The following commercial loops on the big screen TV: Carefully-cast actors apply for a new credit card – no background check and pre-paid, of course – and suddenly they’re catapulted into a life of unspecific wealth; stepping forth from limousines to the fantastic thunderstorm of flashbulbs, slipping behind velvet ropes with the ease of the manor born, spontaneous noblesse oblige attending A-list parties where EVERYONE looks simply AMAZING and they’re all having THE. BEST. TIME. EVER.  Lots of dental work, new suits, designer shoes and artisanal tits. Everything is a goddamn giddy delight here; luxury is haughtily expected.

Not so for the skinny crackhead girl I pass on the corner; she forcefully expels what appears to be a half pint of sherbet ice cream onto the filthy pavement at my feet, glaring as I move away.  There is no champagne for her.  Her name is absent from the guest list.

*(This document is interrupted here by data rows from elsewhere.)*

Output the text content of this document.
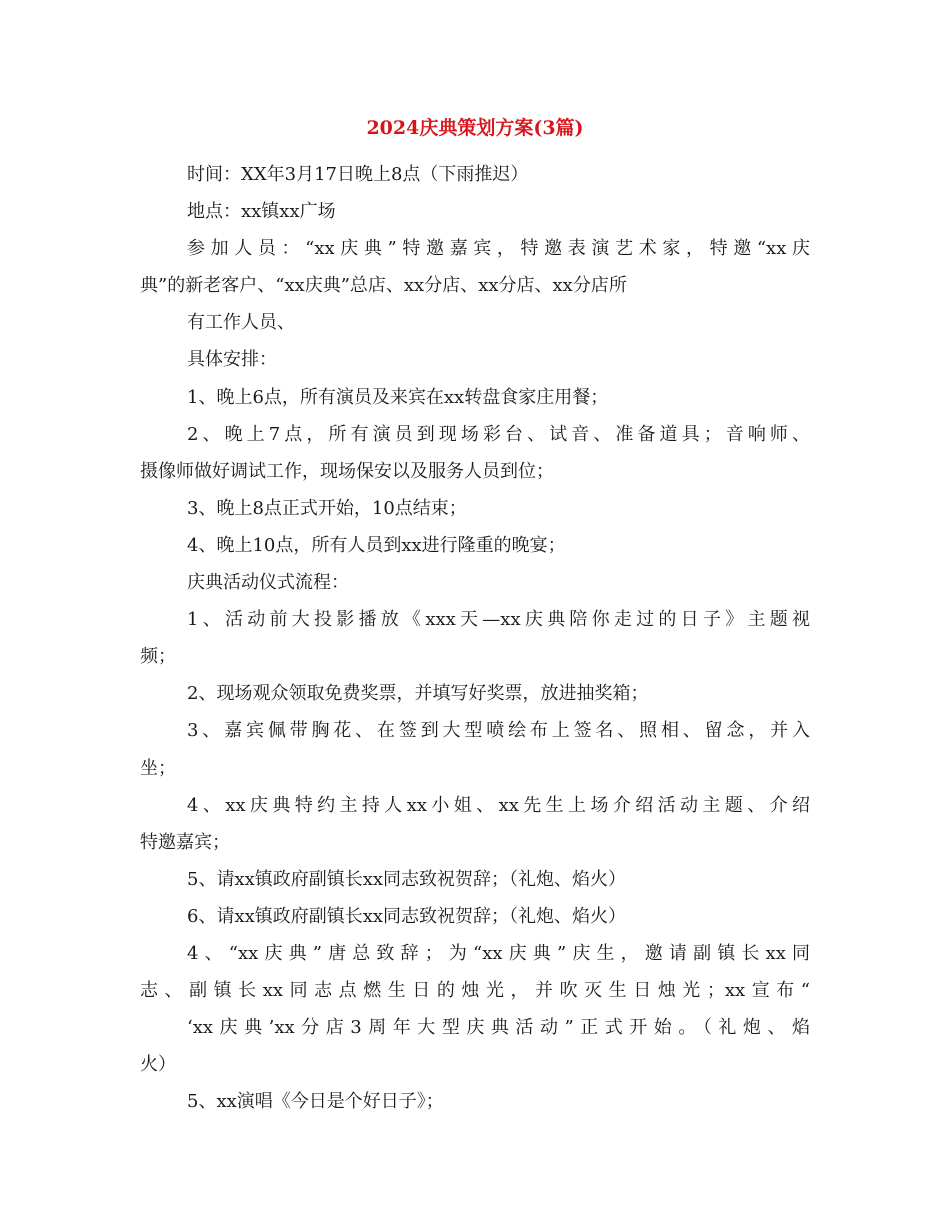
2024庆典策划方案(3篇)
时间：XX年3月17日晚上8点（下雨推迟）
地点：xx镇xx广场
参加人员：“xx庆典”特邀嘉宾，特邀表演艺术家，特邀“xx庆
典”的新老客户、“xx庆典”总店、xx分店、xx分店、xx分店所
有工作人员、
具体安排：
1、晚上6点，所有演员及来宾在xx转盘食家庄用餐；
2、晚上7点，所有演员到现场彩台、试音、准备道具；音响师、
摄像师做好调试工作，现场保安以及服务人员到位；
3、晚上8点正式开始，10点结束；
4、晚上10点，所有人员到xx进行隆重的晚宴；
庆典活动仪式流程：
1、活动前大投影播放《xxx天—xx庆典陪你走过的日子》主题视
频；
2、现场观众领取免费奖票，并填写好奖票，放进抽奖箱；
3、嘉宾佩带胸花、在签到大型喷绘布上签名、照相、留念，并入
坐；
4、xx庆典特约主持人xx小姐、xx先生上场介绍活动主题、介绍
特邀嘉宾；
5、请xx镇政府副镇长xx同志致祝贺辞；（礼炮、焰火）
6、请xx镇政府副镇长xx同志致祝贺辞；（礼炮、焰火）
4、“xx庆典”唐总致辞；为“xx庆典”庆生，邀请副镇长xx同
志、副镇长xx同志点燃生日的烛光，并吹灭生日烛光；xx宣布“
‘xx庆典’xx分店3周年大型庆典活动”正式开始。（礼炮、焰
火）
5、xx演唱《今日是个好日子》；
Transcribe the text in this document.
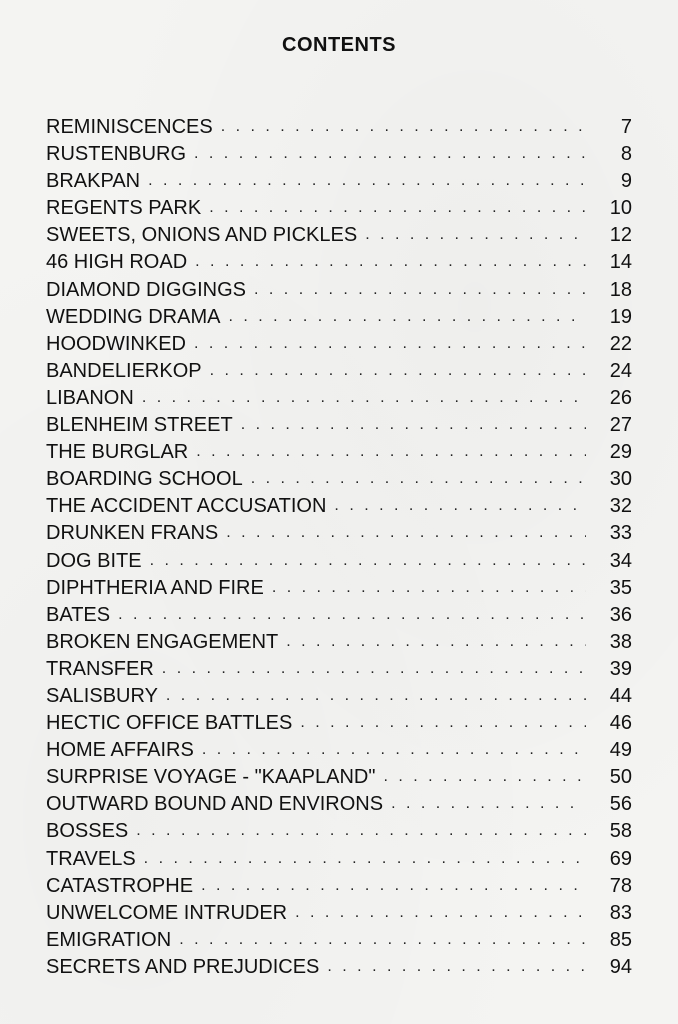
CONTENTS
REMINISCENCES . . .	7
RUSTENBURG . . .	8
BRAKPAN . . .	9
REGENTS PARK . . .	10
SWEETS, ONIONS AND PICKLES . . .	12
46 HIGH ROAD . . .	14
DIAMOND DIGGINGS . . .	18
WEDDING DRAMA . . .	19
HOODWINKED . . .	22
BANDELIERKOP . . .	24
LIBANON . . .	26
BLENHEIM STREET . . .	27
THE BURGLAR . . .	29
BOARDING SCHOOL . . .	30
THE ACCIDENT ACCUSATION . . .	32
DRUNKEN FRANS . . .	33
DOG BITE . . .	34
DIPHTHERIA AND FIRE . . .	35
BATES . . .	36
BROKEN ENGAGEMENT . . .	38
TRANSFER . . .	39
SALISBURY . . .	44
HECTIC OFFICE BATTLES . . .	46
HOME AFFAIRS . . .	49
SURPRISE VOYAGE - "KAAPLAND" . . .	50
OUTWARD BOUND AND ENVIRONS . . .	56
BOSSES . . .	58
TRAVELS . . .	69
CATASTROPHE . . .	78
UNWELCOME INTRUDER . . .	83
EMIGRATION . . .	85
SECRETS AND PREJUDICES . . .	94
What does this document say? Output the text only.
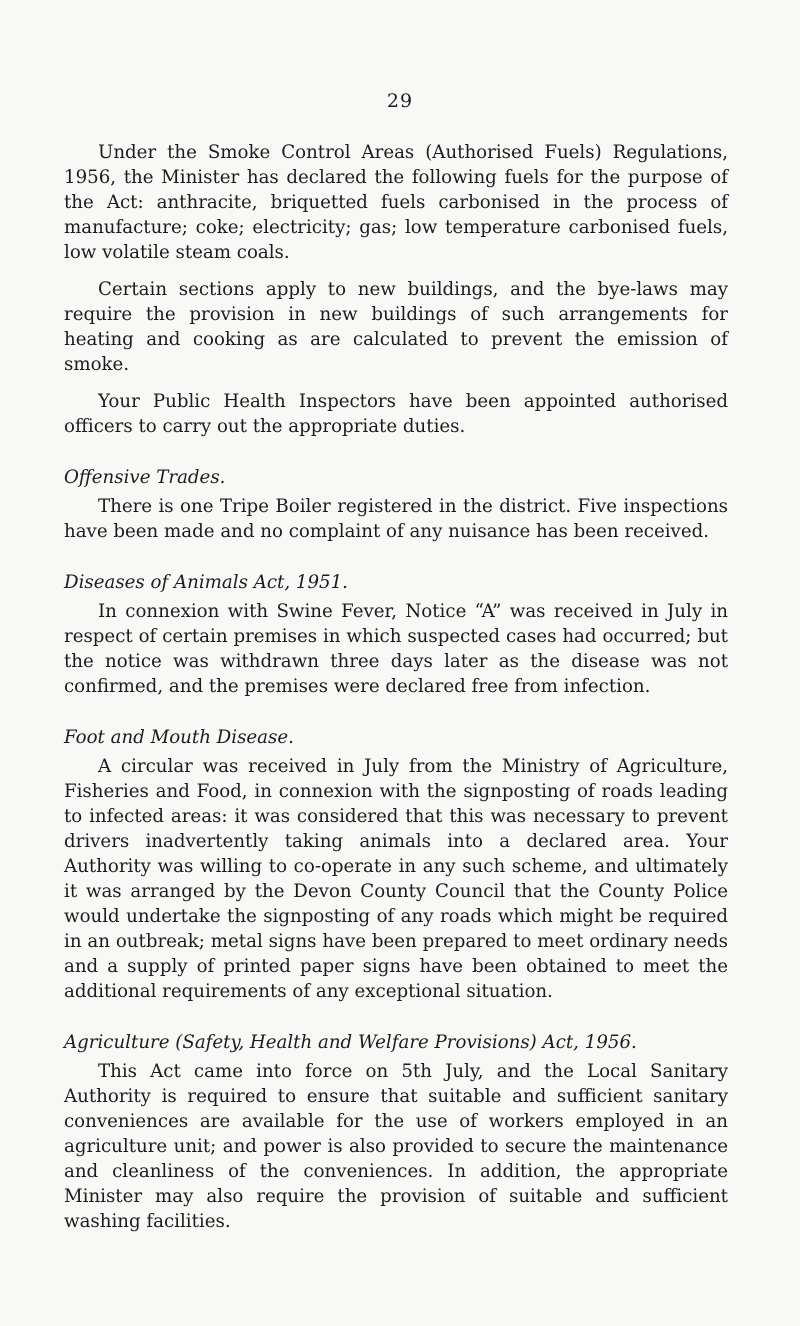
29

Under the Smoke Control Areas (Authorised Fuels) Regulations, 1956, the Minister has declared the following fuels for the purpose of the Act: anthracite, briquetted fuels carbonised in the process of manufacture; coke; electricity; gas; low temperature carbonised fuels, low volatile steam coals.

Certain sections apply to new buildings, and the bye-laws may require the provision in new buildings of such arrangements for heating and cooking as are calculated to prevent the emission of smoke.

Your Public Health Inspectors have been appointed authorised officers to carry out the appropriate duties.

Offensive Trades.

There is one Tripe Boiler registered in the district. Five inspections have been made and no complaint of any nuisance has been received.

Diseases of Animals Act, 1951.

In connexion with Swine Fever, Notice “A” was received in July in respect of certain premises in which suspected cases had occurred; but the notice was withdrawn three days later as the disease was not confirmed, and the premises were declared free from infection.

Foot and Mouth Disease.

A circular was received in July from the Ministry of Agriculture, Fisheries and Food, in connexion with the signposting of roads leading to infected areas: it was considered that this was necessary to prevent drivers inadvertently taking animals into a declared area. Your Authority was willing to co-operate in any such scheme, and ultimately it was arranged by the Devon County Council that the County Police would undertake the signposting of any roads which might be required in an outbreak; metal signs have been prepared to meet ordinary needs and a supply of printed paper signs have been obtained to meet the additional requirements of any exceptional situation.

Agriculture (Safety, Health and Welfare Provisions) Act, 1956.

This Act came into force on 5th July, and the Local Sanitary Authority is required to ensure that suitable and sufficient sanitary conveniences are available for the use of workers employed in an agriculture unit; and power is also provided to secure the maintenance and cleanliness of the conveniences. In addition, the appropriate Minister may also require the provision of suitable and sufficient washing facilities.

What a fantastic fucking lie…

//

Accept transport to Pier 90.  Enter the Manhattan Cruise Ship Terminal.  It will be zombie-empty. Three separate but equally fresh-faced teenagers carrying approximately $1500 worth of automatic weapons will check your credentials as you pass, eyeing you suspiciously.  Take the cargo elevator to the ground floor.  Show your credentials to the minimum-wage security guard, he’ll usher you ahead of the waiting line.  Board a three-masted sailing vessel moored just ahead of a naval warship.  Politely decline all food and drink.  Remember, you have a job to do.  Smile and nod your way through the gathering crowd.  You have nothing of interest to offer this gentle mob; there are no rings of significance on your fingers, no gold on your shoulders.  Stow your gear, assemble your camera and find a vantage point to wait. Wrap the camera strap casually around your right wrist and don’t look at your watch or your phone.  Avoid appearing anxious.

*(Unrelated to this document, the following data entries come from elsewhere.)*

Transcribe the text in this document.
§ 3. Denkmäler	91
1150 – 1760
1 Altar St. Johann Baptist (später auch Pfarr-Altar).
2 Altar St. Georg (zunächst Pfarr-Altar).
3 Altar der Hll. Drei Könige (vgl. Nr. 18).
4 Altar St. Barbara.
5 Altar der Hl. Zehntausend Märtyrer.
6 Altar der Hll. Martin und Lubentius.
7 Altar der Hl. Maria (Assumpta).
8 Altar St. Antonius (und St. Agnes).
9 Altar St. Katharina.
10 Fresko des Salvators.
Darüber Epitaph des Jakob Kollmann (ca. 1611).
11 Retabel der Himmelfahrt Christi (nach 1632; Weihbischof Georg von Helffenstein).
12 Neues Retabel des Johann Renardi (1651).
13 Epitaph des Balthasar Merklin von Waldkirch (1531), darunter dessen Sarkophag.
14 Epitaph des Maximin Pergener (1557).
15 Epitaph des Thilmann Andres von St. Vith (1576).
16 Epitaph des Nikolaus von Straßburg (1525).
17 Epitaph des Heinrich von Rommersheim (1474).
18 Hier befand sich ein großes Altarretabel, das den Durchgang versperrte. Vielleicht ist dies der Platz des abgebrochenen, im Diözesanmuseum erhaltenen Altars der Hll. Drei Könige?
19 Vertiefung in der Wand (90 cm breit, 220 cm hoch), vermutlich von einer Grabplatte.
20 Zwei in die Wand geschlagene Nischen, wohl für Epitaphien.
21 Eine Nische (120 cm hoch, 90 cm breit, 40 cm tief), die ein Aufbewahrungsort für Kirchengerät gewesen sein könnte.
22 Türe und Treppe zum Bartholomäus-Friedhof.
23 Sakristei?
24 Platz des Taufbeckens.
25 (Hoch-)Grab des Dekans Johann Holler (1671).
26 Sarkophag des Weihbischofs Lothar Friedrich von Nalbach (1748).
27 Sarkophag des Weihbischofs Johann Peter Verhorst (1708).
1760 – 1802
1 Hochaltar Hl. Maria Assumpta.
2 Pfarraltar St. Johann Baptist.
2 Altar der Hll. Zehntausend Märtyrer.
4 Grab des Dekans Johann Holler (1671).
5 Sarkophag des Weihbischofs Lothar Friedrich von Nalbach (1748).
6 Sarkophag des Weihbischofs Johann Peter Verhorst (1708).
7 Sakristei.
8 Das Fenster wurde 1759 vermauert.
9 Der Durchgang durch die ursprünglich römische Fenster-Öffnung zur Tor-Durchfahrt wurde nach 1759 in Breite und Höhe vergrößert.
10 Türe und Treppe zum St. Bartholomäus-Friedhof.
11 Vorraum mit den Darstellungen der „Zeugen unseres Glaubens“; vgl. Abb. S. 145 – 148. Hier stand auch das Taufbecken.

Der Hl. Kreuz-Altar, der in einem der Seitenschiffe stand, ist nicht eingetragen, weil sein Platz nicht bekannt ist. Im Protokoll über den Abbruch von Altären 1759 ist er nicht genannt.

In exactly thirty-three minutes, seven high-ranking naval officers from three different countries will board the vessel.  Photograph each of them as they arrive, ensuring best light and resolution.  Next, photograph four men dressed in woolen garb dating from the War of 1812.  When the time comes to depart, stow your gear and shake hands with the ship’s captain.  It’s only polite.  It will begin to rain immediately after.  Unfold a raincoat from your camera bag.  Exit the vessel and walk quickly to 51st street.  Hail the first cab you see.  Return to base.  Forward your imagery to November Yankee and await approval to disseminate to local media.

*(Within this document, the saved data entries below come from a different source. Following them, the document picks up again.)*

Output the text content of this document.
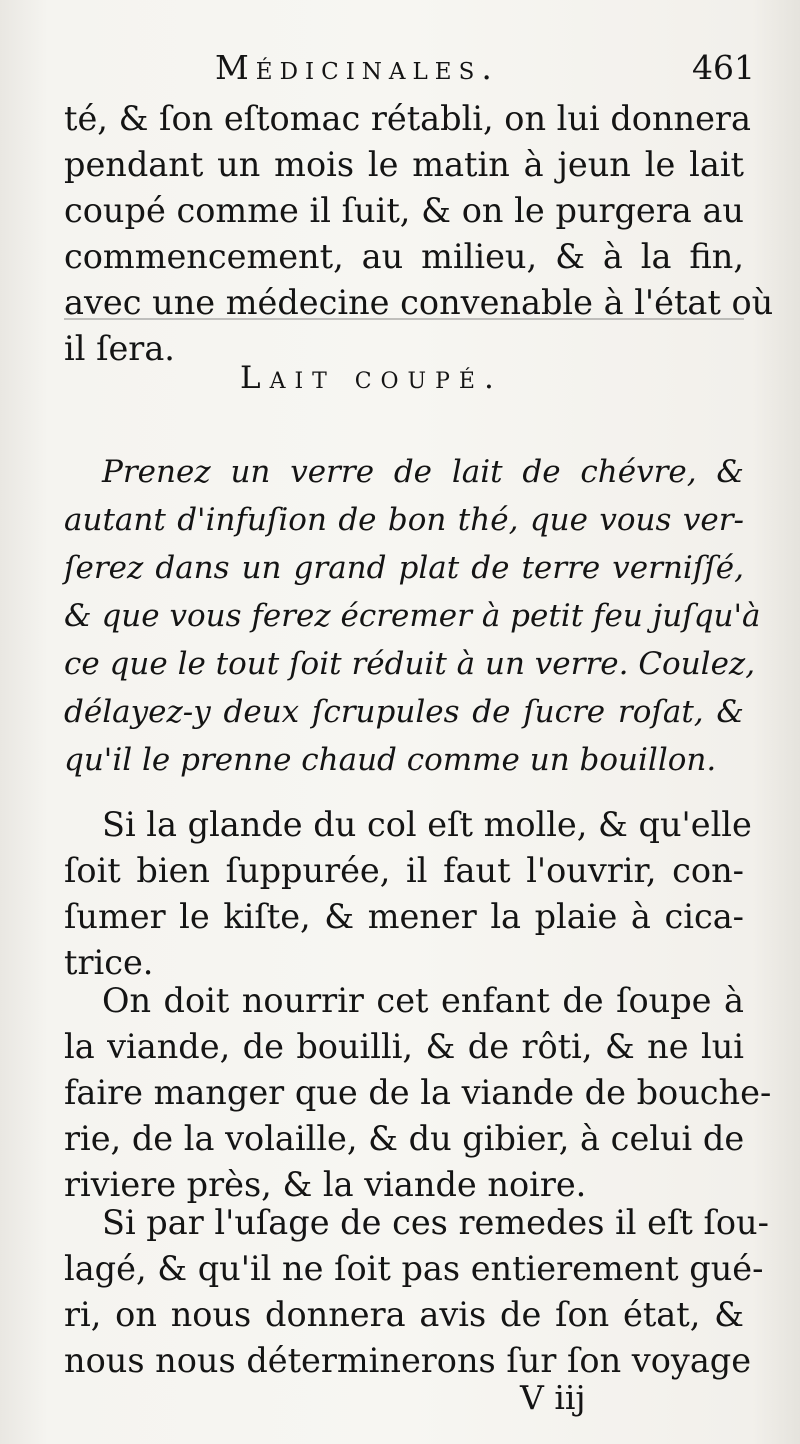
Médicinales.	461
té, & ſon eſtomac rétabli, on lui donnera
pendant un mois le matin à jeun le lait
coupé comme il ſuit, & on le purgera au
commencement, au milieu, & à la fin,
avec une médecine convenable à l'état où
il ſera.
Lait coupé.
Prenez un verre de lait de chévre, &
autant d'infuſion de bon thé, que vous ver-
ſerez dans un grand plat de terre verniſſé,
& que vous ferez écremer à petit feu juſqu'à
ce que le tout ſoit réduit à un verre. Coulez,
délayez-y deux ſcrupules de ſucre roſat, &
qu'il le prenne chaud comme un bouillon.
Si la glande du col eſt molle, & qu'elle
ſoit bien ſuppurée, il faut l'ouvrir, con-
ſumer le kiſte, & mener la plaie à cica-
trice.
On doit nourrir cet enfant de ſoupe à
la viande, de bouilli, & de rôti, & ne lui
faire manger que de la viande de bouche-
rie, de la volaille, & du gibier, à celui de
riviere près, & la viande noire.
Si par l'uſage de ces remedes il eſt ſou-
lagé, & qu'il ne ſoit pas entierement gué-
ri, on nous donnera avis de ſon état, &
nous nous déterminerons ſur ſon voyage
V iij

You’re done.  Go home.  Speak to no one about this.

//

Later: The girl behind the counter at the salad bar told me that I changed her life last night.  All I did was open my mouth and speak briefly about universal connection, the necessity for heartbreak in personal evolution and love at the sub-atomic level. Words came out of my mouth and I watched her eyes begin to tear up.  I don’t remember exactly what I said.